La libertà di stampa in Italia è certificata ai livelli più bassi del Burkina Faso. Un esempio recente.
C’e` una generazione di ex liceali a cui negli anni Novanta era stata promessa una via professionale in grado di recuperare la tradizione umanistica nei settori del giornalismo, della ricerca di mercato e della pubblicità.

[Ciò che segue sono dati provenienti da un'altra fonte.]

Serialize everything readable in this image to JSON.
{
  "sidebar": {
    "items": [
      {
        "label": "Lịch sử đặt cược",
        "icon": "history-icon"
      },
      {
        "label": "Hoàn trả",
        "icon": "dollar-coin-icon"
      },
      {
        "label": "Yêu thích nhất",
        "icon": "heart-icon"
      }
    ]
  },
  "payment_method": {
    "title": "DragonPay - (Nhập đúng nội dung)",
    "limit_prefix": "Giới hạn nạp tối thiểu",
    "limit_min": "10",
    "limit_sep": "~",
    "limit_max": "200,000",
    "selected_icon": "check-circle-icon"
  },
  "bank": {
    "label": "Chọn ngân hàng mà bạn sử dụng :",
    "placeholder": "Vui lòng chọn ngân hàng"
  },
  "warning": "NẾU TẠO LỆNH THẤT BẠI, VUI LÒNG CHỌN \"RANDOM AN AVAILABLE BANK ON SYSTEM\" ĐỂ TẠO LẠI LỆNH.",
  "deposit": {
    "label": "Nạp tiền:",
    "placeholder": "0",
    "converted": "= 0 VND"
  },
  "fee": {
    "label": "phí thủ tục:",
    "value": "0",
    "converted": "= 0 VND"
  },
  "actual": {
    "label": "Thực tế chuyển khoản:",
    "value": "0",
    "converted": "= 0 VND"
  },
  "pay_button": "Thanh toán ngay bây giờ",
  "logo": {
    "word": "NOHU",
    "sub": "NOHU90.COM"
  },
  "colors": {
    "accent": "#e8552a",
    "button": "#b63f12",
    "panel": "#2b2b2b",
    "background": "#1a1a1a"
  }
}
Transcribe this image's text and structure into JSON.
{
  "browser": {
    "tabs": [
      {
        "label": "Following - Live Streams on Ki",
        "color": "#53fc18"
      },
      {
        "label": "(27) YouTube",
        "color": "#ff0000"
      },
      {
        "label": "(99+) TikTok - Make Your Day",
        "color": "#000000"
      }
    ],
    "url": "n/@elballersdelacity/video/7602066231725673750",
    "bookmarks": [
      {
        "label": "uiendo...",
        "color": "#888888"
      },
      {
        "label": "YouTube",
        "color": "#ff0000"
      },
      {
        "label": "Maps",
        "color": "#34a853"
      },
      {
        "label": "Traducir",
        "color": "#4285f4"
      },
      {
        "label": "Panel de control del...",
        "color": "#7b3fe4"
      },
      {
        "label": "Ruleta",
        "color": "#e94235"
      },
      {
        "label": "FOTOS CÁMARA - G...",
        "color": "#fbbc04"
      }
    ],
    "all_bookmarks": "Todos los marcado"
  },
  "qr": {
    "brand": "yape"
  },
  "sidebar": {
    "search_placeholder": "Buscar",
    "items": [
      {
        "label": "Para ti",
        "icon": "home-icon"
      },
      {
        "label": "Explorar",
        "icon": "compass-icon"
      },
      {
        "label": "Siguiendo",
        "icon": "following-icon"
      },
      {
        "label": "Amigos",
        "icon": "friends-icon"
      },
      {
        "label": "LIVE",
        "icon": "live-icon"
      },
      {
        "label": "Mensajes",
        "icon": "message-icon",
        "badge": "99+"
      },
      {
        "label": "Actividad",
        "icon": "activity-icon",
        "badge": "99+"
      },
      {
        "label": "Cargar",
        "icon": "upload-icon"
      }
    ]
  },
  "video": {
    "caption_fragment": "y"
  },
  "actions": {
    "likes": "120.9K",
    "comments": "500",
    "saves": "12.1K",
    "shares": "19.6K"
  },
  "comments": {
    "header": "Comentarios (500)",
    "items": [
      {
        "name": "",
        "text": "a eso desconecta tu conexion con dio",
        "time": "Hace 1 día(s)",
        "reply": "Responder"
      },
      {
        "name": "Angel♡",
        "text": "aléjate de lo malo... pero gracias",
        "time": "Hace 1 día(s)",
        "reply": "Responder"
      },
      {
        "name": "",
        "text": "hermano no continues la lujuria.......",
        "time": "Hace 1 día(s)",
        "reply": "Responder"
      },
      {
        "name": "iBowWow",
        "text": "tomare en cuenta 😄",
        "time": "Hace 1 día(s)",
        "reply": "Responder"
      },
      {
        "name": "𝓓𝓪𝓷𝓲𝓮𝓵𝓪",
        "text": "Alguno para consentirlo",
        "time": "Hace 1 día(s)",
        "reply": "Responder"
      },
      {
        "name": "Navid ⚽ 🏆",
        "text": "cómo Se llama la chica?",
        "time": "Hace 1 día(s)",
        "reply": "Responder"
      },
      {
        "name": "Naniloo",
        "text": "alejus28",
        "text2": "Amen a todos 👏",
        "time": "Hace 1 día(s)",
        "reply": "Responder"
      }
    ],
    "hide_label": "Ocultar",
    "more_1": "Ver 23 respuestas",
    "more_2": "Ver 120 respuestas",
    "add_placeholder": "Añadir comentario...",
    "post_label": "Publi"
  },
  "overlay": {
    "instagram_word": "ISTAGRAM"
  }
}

L'Analisi del professor Paolo Desogus
Gli esiti occupazionali sono stati sin da subito molto modesti. Per completarela formazione post laurea sono allora nati i master per tecnico dell’informazione, le scuole di giornalismo, i diplomi in comunicazione d’impresa, comunicazione sociale, comunicazione medica, comunicazione della comunicazione, comunicazione de ‘sta cippa. Si è insomma sviluppato un business colossale di corsi privati per pochi privilegiati o per i figli di quelle famiglie disposte a investire una parte dei propri risparmi e così realizzare la promessa di un mestiere dalla parvenza intellettuale, capace di dare un posto nel mondo a quei ragazzi più portati allo studio delle materie umanistiche o comunque affascinati dai mestieri come il pubblicitario e il giornalista.
I master che “fanno network”
Forse l’istituzione di Scienze della comunicazione nel 1992 era indispensabile proprio per arginare la nascita di queste scuole private. I risultati non paiono tuttavia molto esaltanti e, anzi, bisognerebbe avere il coraggio di dire che sono disastrosi, dagli effetti addirittura antropologici.
La ricerca disperata di un posto nelle agenzie dell’industria culturale, i numerosi compromessi compiuti per ottenere il contatto giusto, le cifre esorbitanti spese dalle famiglie per un lungo periodo di formazione, la competizione esasperata e alimentata dall’iper cinismo della retorica meritocratica hanno prodotto un esercito di tecnici sottomessi alle logiche del mercato e intellettualmente umiliati anche a dispetto della sicumera positiva e brillante con la quale sono costretti a valutare la propria condizione.